Since gluten free diets can be expensive (and also make you look very high maintenance!), I’ve taken it upon myself to help you navigate this diet fad with advice backed by science, to help you decide for yourself if you need to be avoiding gluten. Here are the facts:
First, let’s talk about what gluten is. Gluten is a protein made up of glutenin and gliadin . It is found in mature wheat, rye, and barley. It is not unhealthy unless you have celiac disease (see below).
A true allergy to gluten is called celiac disease, and it only affects 1-2 % of the population. These people have an autoimmune disorder that requires a blood test and intestinal biopsies. When they ingest gluten, it destroys the villi of their intestines, causing GI symptoms like diarrhea and malabsorption of nutrients. It can lead to nutrient deficiencies and other symptoms such as anemia, fatigue, osteoporosis, and a skin rash called dermatits herpetiformis. People with celiac must avoid gluten at all costs and it is quite a pain in the booty!
“Gluten Sensitivity” may or may not be a thing. In 2012, researchers coined the term “non-celiac gluten sensitivity” to describe those who present with mild symptoms and claim to feel better when they eliminate gluten from the diet but do not have an autoimmune reaction or intestinal atrophy when consuming gluten containing foods. But the same researcher who thought he proved that gluten sensitivity was real came back last year and said well actually, it might not be real. He conducted another study in which he eliminated lots of foods (similar to a low FODMAP diet) and subjects still had the symptoms when gluten was removed as they had when eating gluten. It wasn’t until removing all foods that can sometimes cause irritation (think dairy, sugar alcohols, fructose) that symptoms began to improve. So basically, they don’t know which of the common irritating foods is the actual culprit. The jury is out on this one.
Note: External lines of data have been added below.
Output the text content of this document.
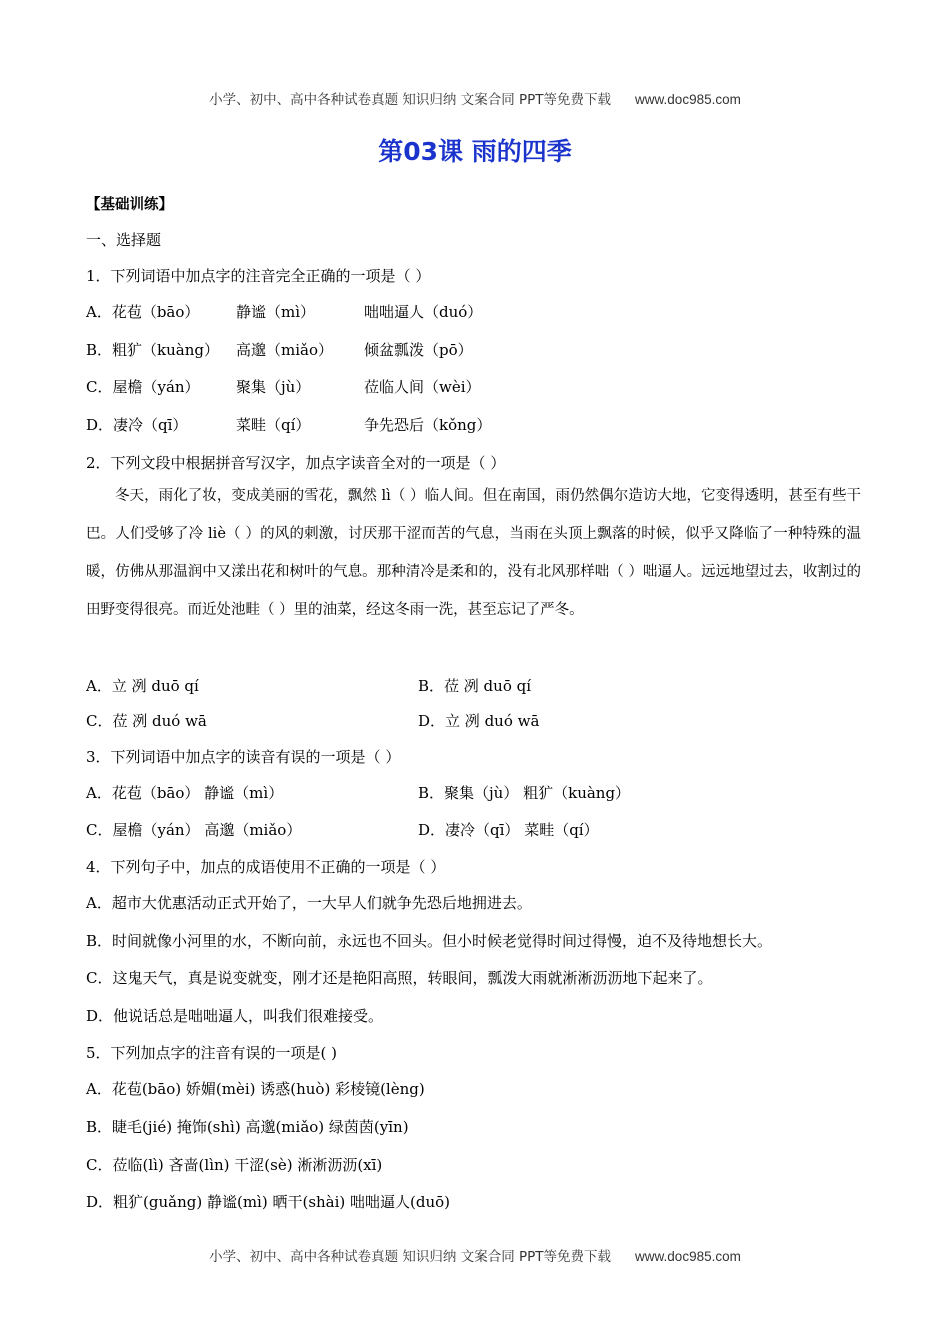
小学、初中、高中各种试卷真题 知识归纳 文案合同 PPT等免费下载 www.doc985.com
第03课 雨的四季
【基础训练】
一、选择题
1．下列词语中加点字的注音完全正确的一项是（ ）
A．花苞（bāo） 静谧（mì）	咄咄逼人（duó）
B．粗犷（kuàng） 高邈（miǎo） 倾盆瓢泼（pō）
C．屋檐（yán） 聚集（jù）	莅临人间（wèi）
D．凄冷（qī）	菜畦（qí）	争先恐后（kǒng）
2．下列文段中根据拼音写汉字，加点字读音全对的一项是（ ）
冬天，雨化了妆，变成美丽的雪花，飘然 lì（ ）临人间。但在南国，雨仍然偶尔造访大地，它变得透明，甚至有些干巴。人们受够了冷 liè（ ）的风的刺激，讨厌那干涩而苦的气息，当雨在头顶上飘落的时候，似乎又降临了一种特殊的温暖，仿佛从那温润中又漾出花和树叶的气息。那种清冷是柔和的，没有北风那样咄（ ）咄逼人。远远地望过去，收割过的田野变得很亮。而近处池畦（ ）里的油菜，经这冬雨一洗，甚至忘记了严冬。
A．立 冽 duō qí	B．莅 冽 duō qí
C．莅 冽 duó wā	D．立 冽 duó wā
3．下列词语中加点字的读音有误的一项是（ ）
A．花苞（bāo） 静谧（mì）	B．聚集（jù） 粗犷（kuàng）
C．屋檐（yán） 高邈（miǎo）	D．凄冷（qī） 菜畦（qí）
4．下列句子中，加点的成语使用不正确的一项是（ ）
A．超市大优惠活动正式开始了，一大早人们就争先恐后地拥进去。
B．时间就像小河里的水，不断向前，永远也不回头。但小时候老觉得时间过得慢，迫不及待地想长大。
C．这鬼天气，真是说变就变，刚才还是艳阳高照，转眼间，瓢泼大雨就淅淅沥沥地下起来了。
D．他说话总是咄咄逼人，叫我们很难接受。
5．下列加点字的注音有误的一项是( )
A．花苞(bāo) 娇媚(mèi) 诱惑(huò) 彩棱镜(lèng)
B．睫毛(jié) 掩饰(shì) 高邈(miǎo) 绿茵茵(yīn)
C．莅临(lì) 吝啬(lìn) 干涩(sè) 淅淅沥沥(xī)
D．粗犷(guǎng) 静谧(mì) 晒干(shài) 咄咄逼人(duō)
小学、初中、高中各种试卷真题 知识归纳 文案合同 PPT等免费下载 www.doc985.com
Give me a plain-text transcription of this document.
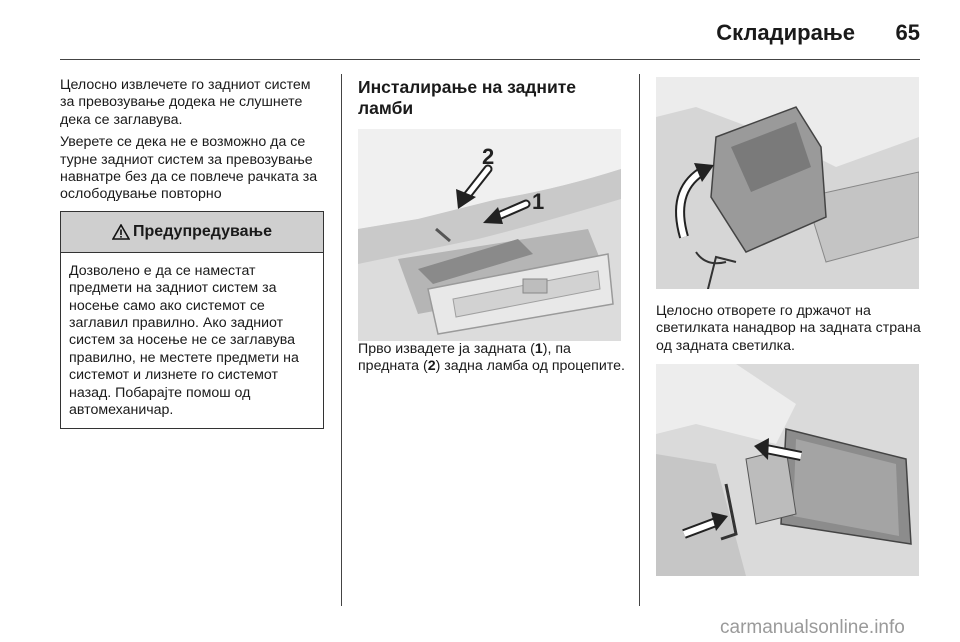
Складирање	65

Целосно извлечете го задниот систем за превозување додека не слушнете дека се заглавува.

Уверете се дека не е возможно да се турне задниот систем за превозување навнатре без да се повлече рачката за ослободување повторно

Предупредување
Дозволено е да се наместат предмети на задниот систем за носење само ако системот се заглавил правилно. Ако задниот систем за носење не се заглавува правилно, не местете предмети на системот и лизнете го системот назад. Побарајте помош од автомеханичар.
Инсталирање на задните ламби
2
1

Прво извадете ја задната (1), па предната (2) задна ламба од процепите.

Целосно отворете го држачот на светилката нанадвор на задната страна од задната светилка.

carmanualsonline.info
Removing gluten from you diet could do more harm than good. A gluten-free diet may be lacking fiber, B-vitamins, folate, and iron as many gluten-containing foods such as whole wheat breads and cereals are fortified with these nutrients while their GF counterparts are not. This could put you at risk for deficiency if you follow a gluten free diet (folate and iron are especially important if you are a female of child-bearing age). And a gluten free diet doesn’t equate to “healthy” or “weight loss.” A gluten free cookie is still a cookie, and it still contains sugar and fat. Maybe even more to make up for the stiff texture. A whole wheat piece of toast is much more healthy for you in terms of fat, calories and sugar than a gluten free muffin (which is probably very low in fiber). If you are trying to lose weight, a balanced approach that includes minimally processed whole grains (think rolled oats and brown rice) and real, whole foods like fruit, vegetables, and lean protein is best. Like I mentioned before, most whole foods don’t have gluten in them anyway.
Bottom line: If you don’t have celiac disease, it’s not practical to avoid gluten. You’ll be healthier in the long run, and your taste buds and waistline (and bank account!) will thank you for it. Of course if you do have celiac, always follow a strict gluten free diet! A registered dietitian can help you make changes to avoid gluten. And if you think you might have celiac, make an appointment with your doctor to get tested.